Ørsted has also been in discussions with the Taiwanese banks and financial watchdogs over the development of a corporate green bond market denominated in Taiwanese dollars.
The project, to be located off the coast of Taiwan’s northwest Changhua county, is by far the largest of its kind slated for Taiwan. A Bureau of Energy selection process scheduled for April will confirm the project's exact capacity, while Ørsted is also working to confirm grid connections with local authorities.
It is understood that Ørsted aims to secure about 40% of its planned 2.4GW capacity if the project is selected in April. It must then compete for a further subsidy in an auction, in which the firms that bid lowest will win.

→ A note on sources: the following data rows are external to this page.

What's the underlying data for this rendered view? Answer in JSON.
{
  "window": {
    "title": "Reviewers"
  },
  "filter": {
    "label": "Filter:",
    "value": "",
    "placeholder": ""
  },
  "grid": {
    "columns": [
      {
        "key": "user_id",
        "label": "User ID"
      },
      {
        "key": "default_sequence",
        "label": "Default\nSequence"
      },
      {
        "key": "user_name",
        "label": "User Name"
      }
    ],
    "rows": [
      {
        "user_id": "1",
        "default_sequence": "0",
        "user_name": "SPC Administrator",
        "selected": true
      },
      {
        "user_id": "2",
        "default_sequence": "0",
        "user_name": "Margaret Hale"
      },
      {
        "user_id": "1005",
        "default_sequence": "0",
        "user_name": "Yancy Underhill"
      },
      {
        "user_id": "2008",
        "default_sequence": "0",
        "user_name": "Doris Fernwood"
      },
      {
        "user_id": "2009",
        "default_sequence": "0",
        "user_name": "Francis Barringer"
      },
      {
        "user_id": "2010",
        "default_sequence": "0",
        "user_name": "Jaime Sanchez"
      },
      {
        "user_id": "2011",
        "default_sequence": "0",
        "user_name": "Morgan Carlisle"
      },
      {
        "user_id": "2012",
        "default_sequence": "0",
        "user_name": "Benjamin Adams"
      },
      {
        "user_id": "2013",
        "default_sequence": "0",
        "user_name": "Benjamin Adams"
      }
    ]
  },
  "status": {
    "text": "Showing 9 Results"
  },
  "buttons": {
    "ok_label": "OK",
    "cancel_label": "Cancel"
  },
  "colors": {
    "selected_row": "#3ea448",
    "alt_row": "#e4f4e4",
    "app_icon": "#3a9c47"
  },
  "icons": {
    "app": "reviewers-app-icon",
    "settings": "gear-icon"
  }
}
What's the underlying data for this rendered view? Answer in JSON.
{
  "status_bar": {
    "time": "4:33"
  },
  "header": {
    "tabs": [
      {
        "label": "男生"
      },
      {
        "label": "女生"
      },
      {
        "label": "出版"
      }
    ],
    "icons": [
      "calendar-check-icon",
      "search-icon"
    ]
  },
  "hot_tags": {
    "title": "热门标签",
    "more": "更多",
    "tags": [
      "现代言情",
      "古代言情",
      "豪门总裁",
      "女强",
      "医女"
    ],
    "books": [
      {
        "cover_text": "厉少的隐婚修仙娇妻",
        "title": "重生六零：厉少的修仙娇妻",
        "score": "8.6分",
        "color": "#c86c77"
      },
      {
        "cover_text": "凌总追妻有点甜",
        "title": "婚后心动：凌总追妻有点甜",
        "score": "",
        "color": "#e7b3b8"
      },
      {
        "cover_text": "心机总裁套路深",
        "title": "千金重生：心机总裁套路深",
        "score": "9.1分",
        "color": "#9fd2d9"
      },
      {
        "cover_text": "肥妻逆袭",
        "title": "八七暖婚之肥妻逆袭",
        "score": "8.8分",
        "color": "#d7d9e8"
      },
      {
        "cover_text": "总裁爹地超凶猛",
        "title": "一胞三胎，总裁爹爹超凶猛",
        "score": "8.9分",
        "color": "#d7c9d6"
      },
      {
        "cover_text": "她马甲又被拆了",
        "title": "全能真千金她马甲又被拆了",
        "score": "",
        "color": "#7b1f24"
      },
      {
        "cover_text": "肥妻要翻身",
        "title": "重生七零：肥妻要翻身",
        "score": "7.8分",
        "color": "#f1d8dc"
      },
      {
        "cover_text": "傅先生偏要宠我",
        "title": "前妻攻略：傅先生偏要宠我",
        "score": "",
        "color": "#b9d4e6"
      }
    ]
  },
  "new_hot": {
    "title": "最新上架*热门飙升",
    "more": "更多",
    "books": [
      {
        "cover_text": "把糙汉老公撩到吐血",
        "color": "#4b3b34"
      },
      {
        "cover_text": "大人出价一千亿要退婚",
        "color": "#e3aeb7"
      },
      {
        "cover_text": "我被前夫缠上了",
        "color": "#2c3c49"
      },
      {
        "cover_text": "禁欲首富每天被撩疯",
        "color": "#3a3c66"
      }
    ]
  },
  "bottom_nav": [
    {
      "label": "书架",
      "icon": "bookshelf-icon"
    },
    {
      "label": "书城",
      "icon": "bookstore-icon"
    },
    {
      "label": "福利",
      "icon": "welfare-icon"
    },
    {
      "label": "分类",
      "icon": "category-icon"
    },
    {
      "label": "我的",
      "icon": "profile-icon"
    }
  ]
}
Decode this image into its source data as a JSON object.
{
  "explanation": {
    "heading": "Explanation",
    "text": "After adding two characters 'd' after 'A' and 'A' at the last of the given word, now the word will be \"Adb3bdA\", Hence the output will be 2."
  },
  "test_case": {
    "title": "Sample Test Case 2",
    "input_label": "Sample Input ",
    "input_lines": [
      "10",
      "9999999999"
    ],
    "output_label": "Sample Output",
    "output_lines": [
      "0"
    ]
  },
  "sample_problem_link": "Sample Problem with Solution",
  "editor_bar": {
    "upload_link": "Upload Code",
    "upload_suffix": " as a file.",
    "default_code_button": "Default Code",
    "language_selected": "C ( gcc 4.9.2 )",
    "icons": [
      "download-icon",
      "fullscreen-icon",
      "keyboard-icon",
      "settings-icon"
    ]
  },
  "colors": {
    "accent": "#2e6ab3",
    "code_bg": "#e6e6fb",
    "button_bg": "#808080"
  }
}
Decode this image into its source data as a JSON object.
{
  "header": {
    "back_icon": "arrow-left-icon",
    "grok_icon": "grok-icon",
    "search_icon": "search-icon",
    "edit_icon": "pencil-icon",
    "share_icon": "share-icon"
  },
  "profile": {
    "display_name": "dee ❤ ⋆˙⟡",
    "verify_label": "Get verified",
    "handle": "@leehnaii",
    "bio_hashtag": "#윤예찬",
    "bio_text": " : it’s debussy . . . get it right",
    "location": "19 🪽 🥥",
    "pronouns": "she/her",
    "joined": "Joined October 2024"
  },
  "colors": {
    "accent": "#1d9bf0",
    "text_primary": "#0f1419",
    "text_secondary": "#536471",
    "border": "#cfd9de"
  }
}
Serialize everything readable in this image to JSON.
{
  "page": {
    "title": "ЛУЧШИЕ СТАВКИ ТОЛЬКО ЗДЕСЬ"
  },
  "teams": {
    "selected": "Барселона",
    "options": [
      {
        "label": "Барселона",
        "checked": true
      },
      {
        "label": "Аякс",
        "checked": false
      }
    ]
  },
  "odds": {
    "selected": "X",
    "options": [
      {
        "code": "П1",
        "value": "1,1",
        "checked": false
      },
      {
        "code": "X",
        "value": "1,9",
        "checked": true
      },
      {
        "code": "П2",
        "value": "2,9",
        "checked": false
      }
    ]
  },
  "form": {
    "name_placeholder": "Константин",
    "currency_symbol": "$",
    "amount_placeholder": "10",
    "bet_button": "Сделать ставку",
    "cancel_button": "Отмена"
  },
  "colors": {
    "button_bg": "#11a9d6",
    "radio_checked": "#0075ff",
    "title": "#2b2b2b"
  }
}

The four wind farms are expected to be completed from 2021 to 2025.
Ørsted is using project finance to invest in Taiwan's first offshore wind farm Formosa I, in which it controls a 35% stake. A few lenders including Cathay United Bank (CUB) are currently in negotiations with the Swancor, the local developer of the Formosa I, to act as lead arrangers for a syndicated project loan for the second phase of Formosa I.
Ørsted’s chief financial officer Marianne Wiinholt said the finance structure for the Greater Changhua project had been “well-received” by leading local and international banks in Taiwan.
“With 50.1% shares owned by the Kingdom of Denmark, Ørsted’s corporate balance sheet and Investment Grade credit rating of BBB+/Baa1 demonstrate that we have the financial capabilities necessary (for the development),” said Wiinholt.
Taiwan has recently allowed local branches of foreign banks to issue local currency-denominated bonds to finance offshore wind and other renewable projects. The new policy will likely see overseas groups issue NTD 500bn in local-currency bonds.